Também professor da UFMT e diretor da Regional Pantanal do Andes-SN, o professor Breno dos Santos também relatou a vivência. “Houve um momento de grande importância, de conhecimento da realidade da multicampia da própria Universidade Federal de Roraima. A gente conseguiu fazer um evento que ocupou três campi, em municípios diferentes de Roraima, e também podemos, no último dia do evento, fazer uma visita política à Terra Indígena Raposa Serra do Sol, que é uma região que ocupa uma parte considerável de Roraima e que tem se colocado com um desafio para o próprio entendimento do papel do universidade naquela região, porque, por mais que exista a possibilidade grande, territorial, entre a capital, a universidade e o território indígena, ainda há uma lacuna grande de como a universidade pode se relacionar de forma adequada, qualitativa, com esse território. Então a visita à comunidade da Terra Indígena Raposa Serra do Sol foi um elemento importante do nosso Seminário e colocou em contato, na prática, o que é viver a multicampia, a realidade de fronteira, num espaço em que a política pulsa na luta dos povos indígenas e na resistência ao avanço do capital nesses espaços”, destacou.
Como a Terra Indígena Raposa Serra do Sol fica próxima à fronteira com a Guiana Inglesa, os docentes tiveram, ainda, a possibilidade de conhecer o município de Lethem. “A gente percebeu como é a essa localidade de fronteira onde se falam muitos idiomas, porque Roraima faz divisa tanto com a Venezuela quanto com a Guiana Inglesa, então é uma região onde de fala espanhol, inglês, português e todas as línguas dos povos originários que vivem ali. Há uma complexidade de linguagem que a gente percebe do local. Então é um tanto mais desafiador estar nesses locais, conseguir exercer o nosso trabalho. As atividades culturais sempre são muito importantes. Nós tivemos cantores e poetas locais, um deles afirmou, num poema, que o maior defensor da floresta amazônica é o mosquito da malária, inimaginável para quem não vive essa realidade”, observou Sacco.
As condições de trabalho como centralidade
Diante de todo o exposto, as condições de trabalho, como sempre, se apresentam como centralidade do debate. Esse foi o destaque do professor Breno dos Santos, diretor da Regional Pantanal do Andes-SN e também um dos coordenadores nacionais do GT Multicampia e Fronteira.
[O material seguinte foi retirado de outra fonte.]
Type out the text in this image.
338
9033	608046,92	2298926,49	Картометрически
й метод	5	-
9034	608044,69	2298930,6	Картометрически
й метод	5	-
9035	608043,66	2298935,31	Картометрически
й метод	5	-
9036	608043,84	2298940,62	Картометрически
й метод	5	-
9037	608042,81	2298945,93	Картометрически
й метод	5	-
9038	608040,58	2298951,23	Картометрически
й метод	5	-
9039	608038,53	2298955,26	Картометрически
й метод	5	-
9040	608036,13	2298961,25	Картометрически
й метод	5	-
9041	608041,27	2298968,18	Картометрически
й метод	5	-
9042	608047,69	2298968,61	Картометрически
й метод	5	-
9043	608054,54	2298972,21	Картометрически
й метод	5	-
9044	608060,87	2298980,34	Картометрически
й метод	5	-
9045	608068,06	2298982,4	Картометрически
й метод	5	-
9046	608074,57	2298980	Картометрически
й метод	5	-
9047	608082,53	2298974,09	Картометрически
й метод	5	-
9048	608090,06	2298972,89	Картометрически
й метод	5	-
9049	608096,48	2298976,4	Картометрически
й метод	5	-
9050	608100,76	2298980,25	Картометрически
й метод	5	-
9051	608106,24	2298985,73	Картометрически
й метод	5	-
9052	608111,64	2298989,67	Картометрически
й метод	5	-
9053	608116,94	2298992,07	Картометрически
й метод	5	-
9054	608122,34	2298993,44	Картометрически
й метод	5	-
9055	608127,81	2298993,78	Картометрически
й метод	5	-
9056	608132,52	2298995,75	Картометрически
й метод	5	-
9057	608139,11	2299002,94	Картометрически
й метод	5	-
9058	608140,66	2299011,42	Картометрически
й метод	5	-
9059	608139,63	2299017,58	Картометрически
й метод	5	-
O professor Breno dos Santos também é um dos coordenadores do GT Multicampia e Fronteira do Andes-SN
“Eu penso que o destaque central do 2º Seminário Multicampia e Fronteira foi a oportunidade para a categoria poder discutir questões relativas a condições de trabalho, orçamento das universidades, como orçamento impacta na multicampia, e também questões relativas à disparidade entre aqueles trabalhadores e trabalhadoras que estão nos centros principais do país, nos grandes centros, e aqueles que estão nas regiões consideradas periféricas. Isso se demonstra pela disparidade, por exemplo, do custo de vida, nas condições de transporte e deslocamento, nas condições de acesso e permanência de docentes, discentes, técnicos, e também nas condições de fixação docente em locais muitas vezes não tem uma estrutura de saúde, transporte, de vida social de garanta uma permanência confortável para a docente e o docente nesse espaço. Diante desse debate foi reivindicado que se aprofunde ainda mais a análise de como a questão orçamentária tem impactado as condições de trabalho, as condições estruturais da atividade docente nesses espaços, mas que também se reforce no âmbito do sindicato nacional a defesa de que, sem desviar do horizonte da carreira única, se possa reivindicar um adicional para atividades penosas para os docentes que trabalham nessas condições. Esse é um debate que vem sendo feito nos espaços deliberativos do Andes, e foi feito também nesse seminário, inclusive com a indicação de que a coordenação nacional do GT possa fazer um levantamento sobre as propostas de lei que estão em tramitação acerca desse tema, e que isso possa, inclusive, surgir no debate do Setor das Federais, para pensar a pauta de negociação junto ao Governo Federal”, concluiu.